Joshua Gao

deep learning researcher at

SAIL

AI

LitSurf

Joshua Gao

9 Apr 2026

LitSurf

Literature reviews are painful. I built an AI-powered research wiki to fix that. Here's how.

Reading research papers has never been the boring part of a literature review. It's the bookkeeping: manually downloading papers, filing them by topic and year, writing summaries. That's what kills momentum. I would sometimes abandon the process entirely. And when it came time to cite those papers, I'd have to track down files I'd never properly filed, which cost even more time.

Here's how I used Obsidian and Claude Code to build a well-organized, automatically indexed research wiki that handles all of that for me. By the end of this setup, you'll have a searchable knowledge base with paper summaries, topic overviews, trend analysis, and a visual knowledge graph, all generated automatically when you ingest a new paper. You can also ask Claude Code questions directly and it will traverse your entire knowledge base to find the answer.

Setup

Create a fresh Obsidian vault and start up Claude Code (Anthropic's AI-powered terminal tool for coding and file management) in that directory. Then paste this GitHub Gist by Andrej Karpathy, an AI researcher and former OpenAI founding member, into Claude Code to initialize the system. It will create a CLAUDE.md file that instructs the AI on how to operate over your knowledge base. You can edit this file to your liking. From there, you can tell Claude Code to "ingest SAM3.pdf" and it will automatically file the paper, extract key concepts, write a summary, and link it to related research areas.

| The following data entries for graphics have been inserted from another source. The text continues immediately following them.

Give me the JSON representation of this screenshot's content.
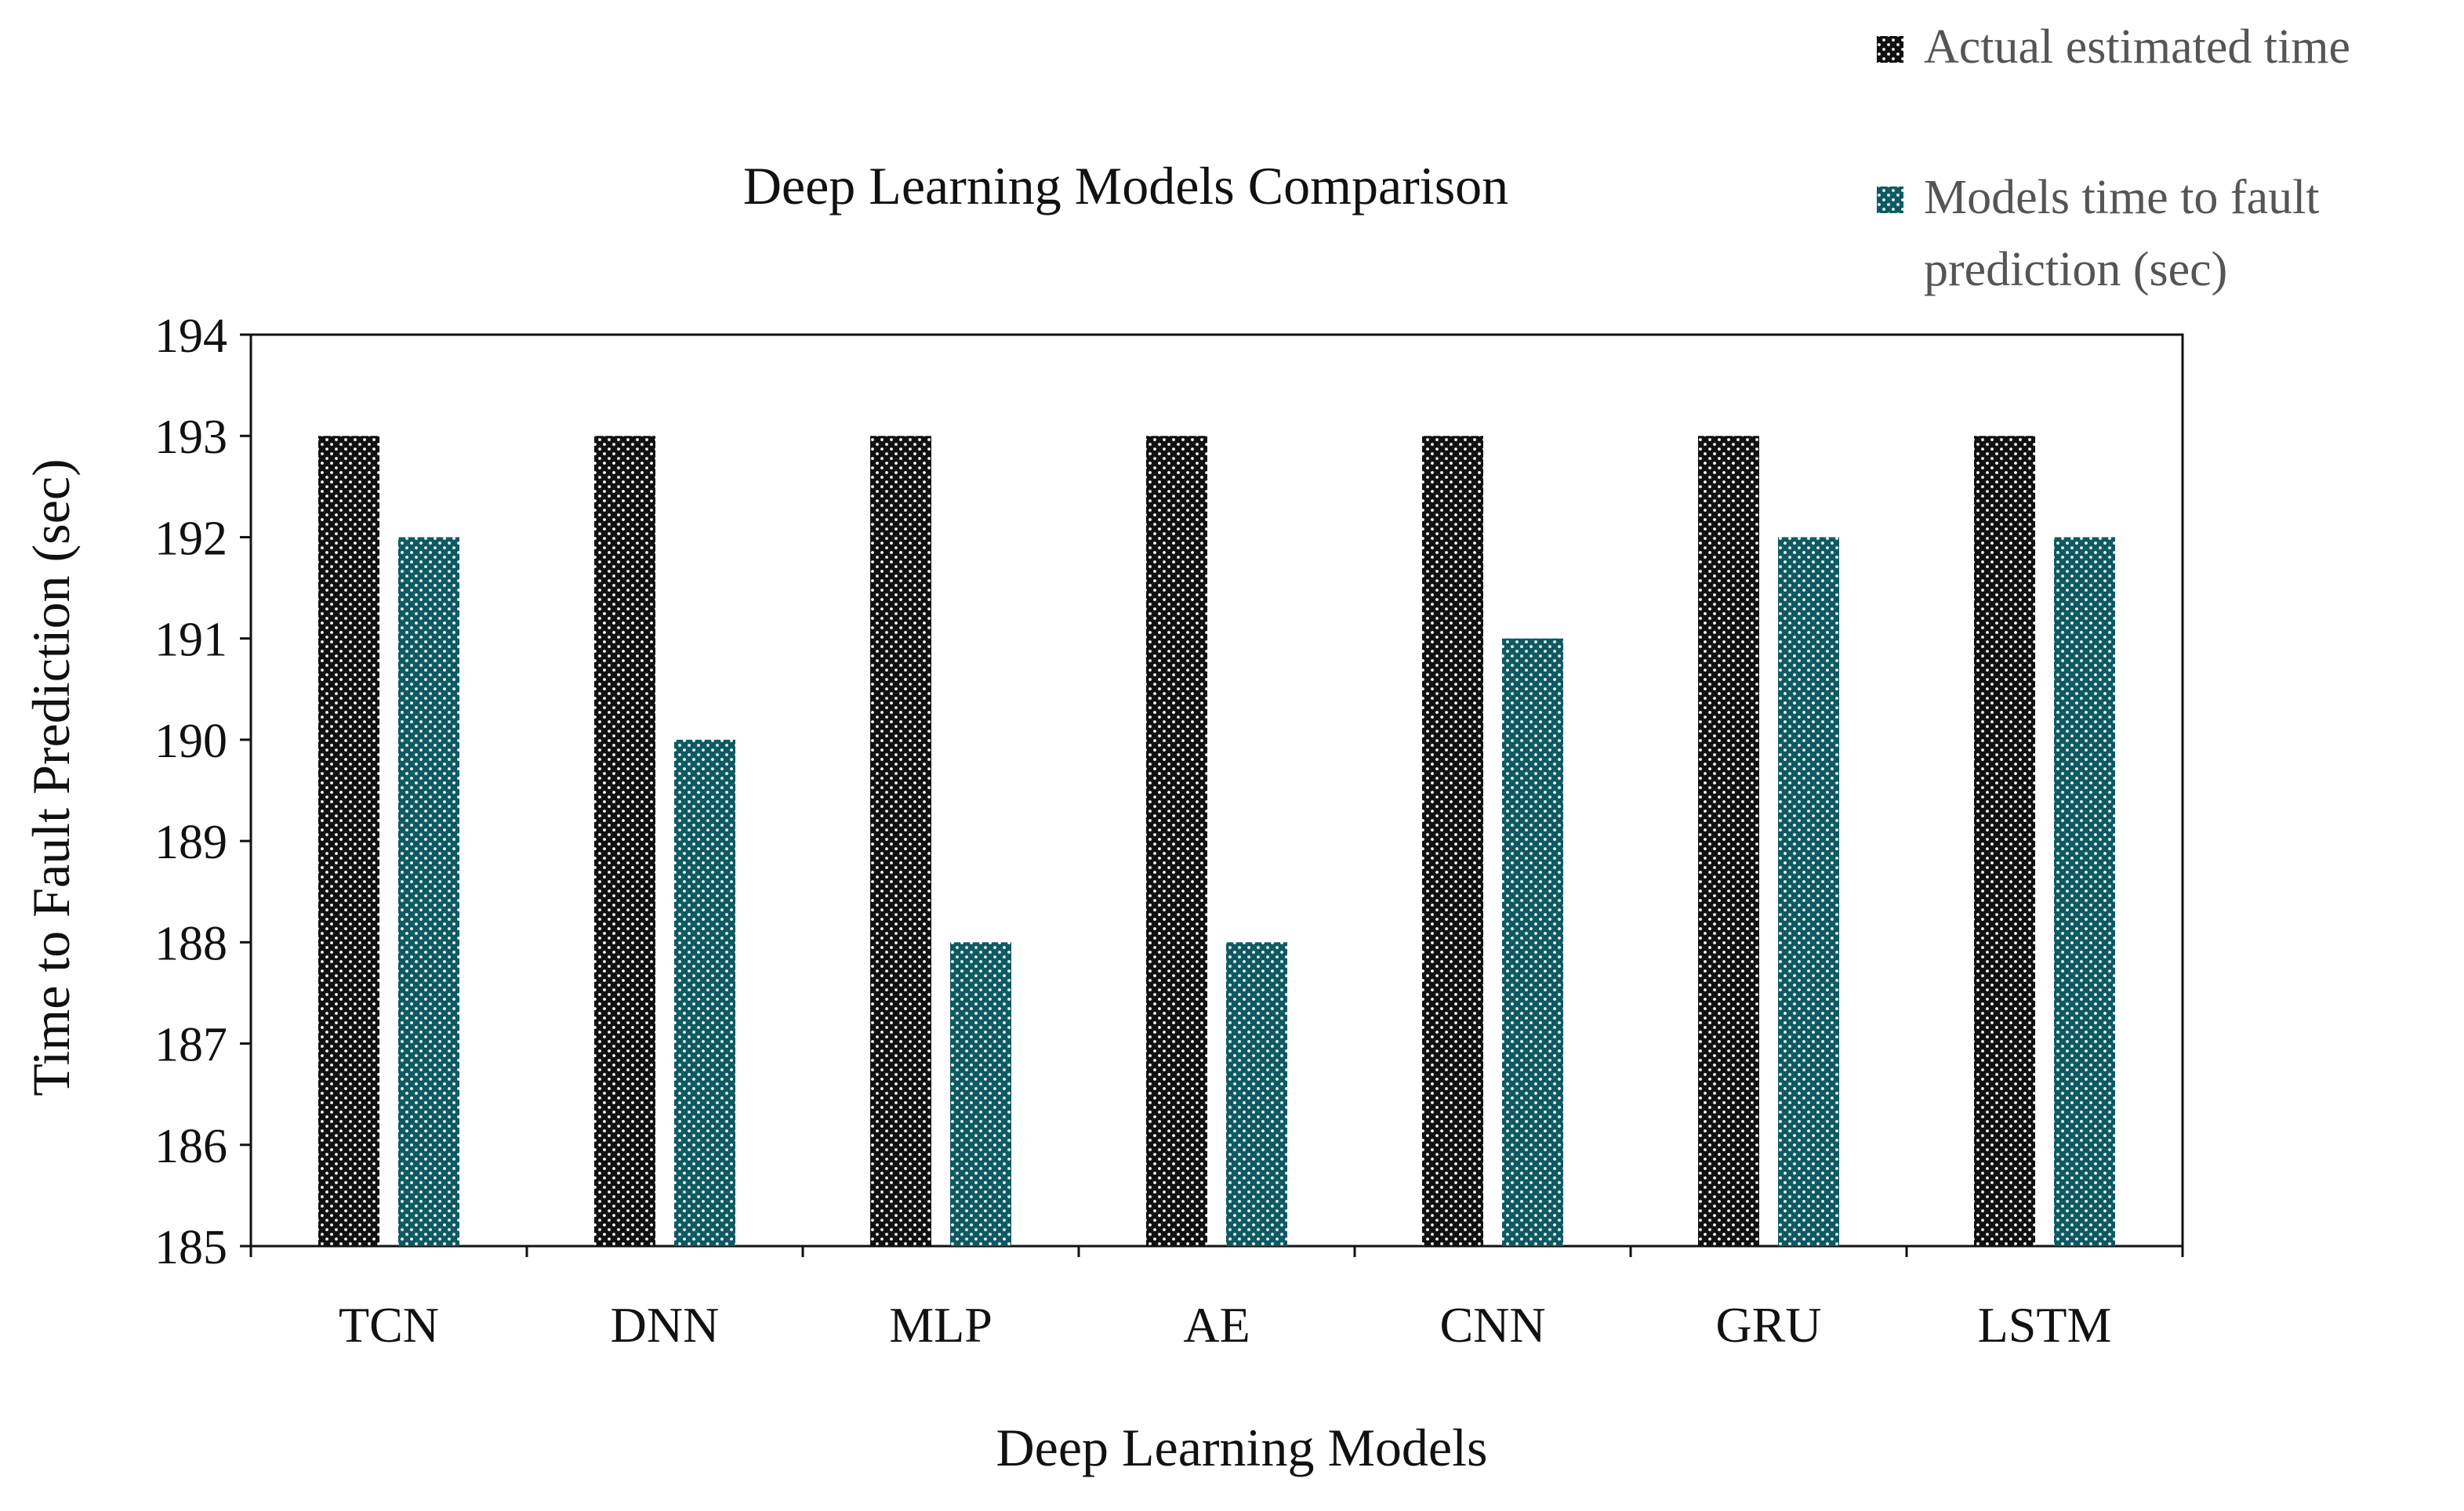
{
  "chart_data": {
    "type": "bar",
    "title": "Deep Learning Models Comparison",
    "xlabel": "Deep Learning Models",
    "ylabel": "Time to Fault Prediction (sec)",
    "categories": [
      "TCN",
      "DNN",
      "MLP",
      "AE",
      "CNN",
      "GRU",
      "LSTM"
    ],
    "ylim": [
      185,
      194
    ],
    "yticks": [
      185,
      186,
      187,
      188,
      189,
      190,
      191,
      192,
      193,
      194
    ],
    "grid": false,
    "legend_position": "top-right",
    "series": [
      {
        "name": "Actual estimated time",
        "color": "#111111",
        "values": [
          193,
          193,
          193,
          193,
          193,
          193,
          193
        ]
      },
      {
        "name": "Models time to fault prediction (sec)",
        "legend_lines": [
          "Models time to fault",
          "prediction (sec)"
        ],
        "color": "#0e5a63",
        "values": [
          192,
          190,
          188,
          188,
          191,
          192,
          192
        ]
      }
    ]
  }
}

Setup takes roughly 15 to 20 minutes. Ingesting each paper takes about 30 to 60 seconds depending on length.

My Knowledge Base

You can view my CLAUDE.md on the LitSurf GitHub. I've configured Claude Code to identify trends within each research topic, surface open questions that remain unanswered, and reconfirm the key takeaways of each paper, with room for me to guide it on what matters most. Papers can also be given a thumbnail image, making them much easier to recognize at a glance.

After migrating all the papers from my old system, I ended up with a clean file structure organized by research topic, plus a knowledge graph that links related concepts across papers.

Graph

Research Topic Index

The index sorts papers by year and displays thumbnail images alongside each entry. Scanning for a specific paper is now a matter of seconds rather than digging through folders. Each thumbnail gives just enough visual context to jog your memory without having to open anything.

Index Gif

Research Topic Overview

Each research topic gets an auto-generated overview that goes beyond just listing papers. It highlights where the field is heading, surfaces open questions that haven't been addressed, flags contradictions between papers, and suggests a recommended reading order. The kind of synthesis that would normally take hours to write manually.

Overview Gif

Paper Overview

Individual paper pages include a summary, key contributions, and most usefully, a breakdown of limitations and open questions. This is the section I return to most often when thinking through research directions or writing related work sections.

Paper Overview Gif

Asking Questions

One of the most useful features is being able to ask Claude Code questions directly. Rather than manually searching through your notes, you can ask something like "What do the papers in my knowledge base say about attention mechanisms?" or "What are some research gaps I can fill?" and Claude Code will traverse your entire wiki to pull together a synthesized answer, with references to the relevant papers. It turns your knowledge base from a filing system into something closer to a research assistant you can have a conversation with.

Try It Yourself

If you're doing any kind of literature review, this setup is worth the 20 minutes it takes to get running. The LitSurf repo has everything you need to get started, including my CLAUDE.md as a starting point you can adapt to your own research area.